# The Stink - A Halloween Short



## MooreEnt24 (Jan 17, 2009)

Just finished a brand NEW short horror film for this Halloween!!!

Enjoy! >


----------



## Wildcat (Nov 3, 2007)

Very nice. Love the ending.


----------



## MooreEnt24 (Jan 17, 2009)

Wildcat said:


> Very nice. Love the ending.


Thanks!


----------



## RoxyBlue (Oct 6, 2008)

OMG, not only did I just about have a coronary, I scared Spooky1 as well


----------



## MapThePlanet (Nov 12, 2010)

I was expecting a cat to jump on her! LOL, that was FANTASTIC!


----------



## MooreEnt24 (Jan 17, 2009)

MapThePlanet said:


> I was expecting a cat to jump on her! LOL, that was FANTASTIC!


Hehe, glad you liked it!!  I'm thinking of doing more shorts like this - short, simple and scary.


----------



## MapThePlanet (Nov 12, 2010)

I did, Keep them coming


----------



## QueenRuby2002 (Oct 23, 2011)

When I screamed I scared the whole family. My seven year-old is now staring at me like I'm nuts.


----------



## Lunatic (Oct 3, 2006)

Yeah thanks ME24. The stink came from soiling my shorts after seeing that ending. Kind of knew that was going to happen yet, poof! The stink appeared. Thank you once again. Good stuff! Nice job. I must go and take a shower now.


----------



## MooreEnt24 (Jan 17, 2009)

QueenRuby2002 said:


> When I screamed I scared the whole family. My seven year-old is now staring at me like I'm nuts.


Awesome! :devil:


----------



## goneferal (Sep 8, 2010)

That was great! Good suspense. Good scare at the end.


----------



## MooreEnt24 (Jan 17, 2009)

goneferal said:


> That was great! Good suspense. Good scare at the end.

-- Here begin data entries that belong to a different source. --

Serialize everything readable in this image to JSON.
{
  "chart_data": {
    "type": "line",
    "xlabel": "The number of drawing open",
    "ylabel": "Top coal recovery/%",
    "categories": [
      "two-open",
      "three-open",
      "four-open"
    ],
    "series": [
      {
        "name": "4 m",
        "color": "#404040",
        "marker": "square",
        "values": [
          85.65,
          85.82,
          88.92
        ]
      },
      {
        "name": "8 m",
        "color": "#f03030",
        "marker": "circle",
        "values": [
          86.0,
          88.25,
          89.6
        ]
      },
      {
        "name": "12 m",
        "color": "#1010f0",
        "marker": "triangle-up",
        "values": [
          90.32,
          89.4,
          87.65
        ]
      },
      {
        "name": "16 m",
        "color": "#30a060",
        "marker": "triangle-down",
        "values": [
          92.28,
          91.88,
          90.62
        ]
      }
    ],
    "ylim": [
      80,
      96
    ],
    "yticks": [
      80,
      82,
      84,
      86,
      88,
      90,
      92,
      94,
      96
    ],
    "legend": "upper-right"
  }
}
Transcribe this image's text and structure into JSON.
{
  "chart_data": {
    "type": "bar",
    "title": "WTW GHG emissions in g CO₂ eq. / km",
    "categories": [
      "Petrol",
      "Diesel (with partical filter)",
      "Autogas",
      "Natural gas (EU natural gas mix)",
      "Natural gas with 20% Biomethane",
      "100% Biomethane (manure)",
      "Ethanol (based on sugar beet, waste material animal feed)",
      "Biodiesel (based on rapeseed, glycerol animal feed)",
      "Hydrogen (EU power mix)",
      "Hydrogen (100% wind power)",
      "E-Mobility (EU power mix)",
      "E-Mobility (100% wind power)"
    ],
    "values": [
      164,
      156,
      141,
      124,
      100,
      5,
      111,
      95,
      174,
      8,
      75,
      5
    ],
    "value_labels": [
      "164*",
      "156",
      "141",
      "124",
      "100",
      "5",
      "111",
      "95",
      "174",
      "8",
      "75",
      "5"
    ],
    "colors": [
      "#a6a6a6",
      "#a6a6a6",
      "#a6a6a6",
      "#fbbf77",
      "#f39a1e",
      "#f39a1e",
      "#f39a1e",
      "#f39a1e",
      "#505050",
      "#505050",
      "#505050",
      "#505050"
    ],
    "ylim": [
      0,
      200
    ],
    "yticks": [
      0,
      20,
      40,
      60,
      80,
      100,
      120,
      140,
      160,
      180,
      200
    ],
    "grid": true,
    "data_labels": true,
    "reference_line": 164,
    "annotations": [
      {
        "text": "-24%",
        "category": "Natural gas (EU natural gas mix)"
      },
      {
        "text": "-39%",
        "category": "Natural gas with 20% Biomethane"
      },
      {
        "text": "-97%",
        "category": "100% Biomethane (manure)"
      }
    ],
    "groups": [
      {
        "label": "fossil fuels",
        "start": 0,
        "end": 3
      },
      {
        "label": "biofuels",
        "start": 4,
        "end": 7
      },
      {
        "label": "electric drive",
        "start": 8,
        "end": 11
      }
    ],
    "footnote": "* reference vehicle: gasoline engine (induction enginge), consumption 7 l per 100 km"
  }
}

Thanks! Glad I managed to scare you


----------



## scareme (Aug 29, 2006)

I screamed and made the dogs bark. Good going.


----------



## MooreEnt24 (Jan 17, 2009)

scareme said:


> I screamed and made the dogs bark. Good going.


I love that so many people are getting scared and, in the process, scaring other people


----------



## MooreEnt24 (Jan 17, 2009)

Thinking about remaking "Toilet" and creating a sort of "bathroom of horror" trilogy. Gonna work with some great CG artists too.


----------